Why is ‘plum’ púm in Quinault Salish?
The only dictionary of Quinault, a Southwest Washington Salish (a.k.a. a “Tsamosan”) language, tells us púm means ‘plum’. Huh?

Image credit: Fine Art America
That word looks a little bit like English ‘plum’ — but it sounds mighty different, [púm] versus [pʰlə́m].
So I have doubts that it’s a loan from English.
As usual, we should also consider Chinuk Wawa, when we’re investigating loan words into Pacific NW Indigenous languages.
CW has a more closely matching word, lipúm ‘apple’, from Canadian/Métis French la pomme.
In fact we know of an exact match in the variant CW form < pomme >, according to Father Lionnet on the lower Columbia River. His 1853 vocabulary translates this word as ‘pommier‘ (‘apple tree’).

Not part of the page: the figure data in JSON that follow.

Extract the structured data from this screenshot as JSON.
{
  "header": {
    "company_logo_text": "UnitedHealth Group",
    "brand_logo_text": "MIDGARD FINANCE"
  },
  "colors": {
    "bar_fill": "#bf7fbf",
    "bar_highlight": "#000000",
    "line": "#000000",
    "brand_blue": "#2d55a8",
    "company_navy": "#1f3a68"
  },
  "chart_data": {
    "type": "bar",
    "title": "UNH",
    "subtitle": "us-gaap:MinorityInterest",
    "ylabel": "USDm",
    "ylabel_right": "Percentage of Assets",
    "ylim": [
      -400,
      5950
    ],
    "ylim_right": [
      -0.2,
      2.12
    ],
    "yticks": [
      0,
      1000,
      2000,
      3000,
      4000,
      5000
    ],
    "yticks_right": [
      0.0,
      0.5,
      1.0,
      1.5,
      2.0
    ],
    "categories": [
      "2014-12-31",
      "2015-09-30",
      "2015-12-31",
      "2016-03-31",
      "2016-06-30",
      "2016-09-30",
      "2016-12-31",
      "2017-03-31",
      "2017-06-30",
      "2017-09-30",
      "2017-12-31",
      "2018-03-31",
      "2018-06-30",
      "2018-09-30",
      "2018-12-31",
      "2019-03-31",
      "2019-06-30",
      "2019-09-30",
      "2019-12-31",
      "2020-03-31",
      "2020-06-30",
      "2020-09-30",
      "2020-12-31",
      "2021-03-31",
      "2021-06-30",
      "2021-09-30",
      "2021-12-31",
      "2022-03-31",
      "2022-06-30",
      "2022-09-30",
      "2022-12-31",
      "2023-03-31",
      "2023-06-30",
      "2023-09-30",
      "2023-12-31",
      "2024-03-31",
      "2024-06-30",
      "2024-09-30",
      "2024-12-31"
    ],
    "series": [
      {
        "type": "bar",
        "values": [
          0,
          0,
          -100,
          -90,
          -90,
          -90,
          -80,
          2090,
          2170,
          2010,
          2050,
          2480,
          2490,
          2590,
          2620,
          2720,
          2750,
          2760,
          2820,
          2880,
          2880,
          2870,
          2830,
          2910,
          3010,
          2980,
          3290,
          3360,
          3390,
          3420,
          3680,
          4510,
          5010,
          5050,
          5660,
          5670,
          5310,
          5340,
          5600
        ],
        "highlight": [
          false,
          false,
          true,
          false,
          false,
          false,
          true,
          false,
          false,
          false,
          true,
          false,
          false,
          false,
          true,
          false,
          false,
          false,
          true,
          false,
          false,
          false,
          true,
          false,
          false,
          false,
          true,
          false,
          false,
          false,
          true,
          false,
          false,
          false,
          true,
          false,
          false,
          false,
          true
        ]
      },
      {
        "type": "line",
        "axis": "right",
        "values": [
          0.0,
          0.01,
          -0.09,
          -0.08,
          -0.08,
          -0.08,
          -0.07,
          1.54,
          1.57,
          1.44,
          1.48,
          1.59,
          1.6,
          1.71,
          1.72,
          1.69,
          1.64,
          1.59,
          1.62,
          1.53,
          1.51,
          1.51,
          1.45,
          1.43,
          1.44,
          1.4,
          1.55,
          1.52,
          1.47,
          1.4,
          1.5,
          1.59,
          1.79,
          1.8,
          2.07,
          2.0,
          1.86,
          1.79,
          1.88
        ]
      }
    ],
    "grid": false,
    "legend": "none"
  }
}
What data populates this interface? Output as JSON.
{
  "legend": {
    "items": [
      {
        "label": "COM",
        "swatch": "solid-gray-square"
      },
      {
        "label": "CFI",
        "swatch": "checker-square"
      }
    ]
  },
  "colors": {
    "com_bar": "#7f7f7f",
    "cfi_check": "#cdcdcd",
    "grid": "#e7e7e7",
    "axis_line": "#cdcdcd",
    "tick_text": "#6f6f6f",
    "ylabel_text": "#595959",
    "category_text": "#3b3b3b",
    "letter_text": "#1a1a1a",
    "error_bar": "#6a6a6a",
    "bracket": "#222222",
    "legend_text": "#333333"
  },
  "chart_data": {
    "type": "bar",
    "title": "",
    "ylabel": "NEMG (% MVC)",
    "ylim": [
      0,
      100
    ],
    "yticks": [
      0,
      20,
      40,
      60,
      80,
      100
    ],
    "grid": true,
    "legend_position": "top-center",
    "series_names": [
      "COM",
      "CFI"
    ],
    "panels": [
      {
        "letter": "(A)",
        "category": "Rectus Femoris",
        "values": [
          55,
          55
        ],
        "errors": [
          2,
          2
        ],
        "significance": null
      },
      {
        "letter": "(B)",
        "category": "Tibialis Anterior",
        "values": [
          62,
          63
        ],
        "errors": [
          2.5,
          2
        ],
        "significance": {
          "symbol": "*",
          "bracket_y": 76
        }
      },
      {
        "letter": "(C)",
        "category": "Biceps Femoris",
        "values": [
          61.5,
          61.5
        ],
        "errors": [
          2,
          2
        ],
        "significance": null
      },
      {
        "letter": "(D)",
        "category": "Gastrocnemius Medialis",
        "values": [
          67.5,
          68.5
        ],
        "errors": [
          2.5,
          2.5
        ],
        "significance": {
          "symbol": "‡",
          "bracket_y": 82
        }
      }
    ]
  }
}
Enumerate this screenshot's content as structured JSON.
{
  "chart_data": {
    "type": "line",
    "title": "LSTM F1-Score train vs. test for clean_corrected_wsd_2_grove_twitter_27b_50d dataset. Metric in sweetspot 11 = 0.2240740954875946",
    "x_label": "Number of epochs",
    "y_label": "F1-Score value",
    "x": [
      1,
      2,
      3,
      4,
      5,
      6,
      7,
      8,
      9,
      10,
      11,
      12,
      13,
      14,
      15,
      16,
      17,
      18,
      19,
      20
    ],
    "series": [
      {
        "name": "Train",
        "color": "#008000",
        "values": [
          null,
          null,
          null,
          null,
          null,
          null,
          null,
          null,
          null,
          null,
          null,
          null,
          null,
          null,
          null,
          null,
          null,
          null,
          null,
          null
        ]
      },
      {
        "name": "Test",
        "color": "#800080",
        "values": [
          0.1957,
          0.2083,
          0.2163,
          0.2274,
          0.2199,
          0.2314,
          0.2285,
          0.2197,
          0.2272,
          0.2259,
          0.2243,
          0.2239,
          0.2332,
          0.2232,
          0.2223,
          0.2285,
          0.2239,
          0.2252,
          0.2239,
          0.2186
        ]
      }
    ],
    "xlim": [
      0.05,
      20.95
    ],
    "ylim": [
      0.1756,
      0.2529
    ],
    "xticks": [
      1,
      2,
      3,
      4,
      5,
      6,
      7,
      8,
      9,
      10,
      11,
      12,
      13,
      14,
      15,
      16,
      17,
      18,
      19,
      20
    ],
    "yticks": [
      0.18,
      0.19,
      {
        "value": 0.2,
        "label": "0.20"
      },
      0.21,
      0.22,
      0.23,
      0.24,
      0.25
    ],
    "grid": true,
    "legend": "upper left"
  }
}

We might speculate that some Chinook Jargon speakers in previous times treated the word(s) for ‘apple’ / ‘apple tree’ as generic for ‘domesticated fruit’. This is certainly what happens at modern Grand Ronde, where for example a banana is a yułqət-lipum, a ‘long apple’.
Along with that possibility, I expect English to have played an ongoing influential role in the frontier-era and later Quinault community. So the word ‘plum’ itself may have also helped shape the Quinault Salish word púm.
Bonus fact:
In French, ‘plum’ would be (le) prune.
In the Cree-French Métis language Michif, sort of a cousin of Chinook Jargon, that’s li prenn.
Not terribly surprisingly, Michif also has the loan of the English word: enn plum.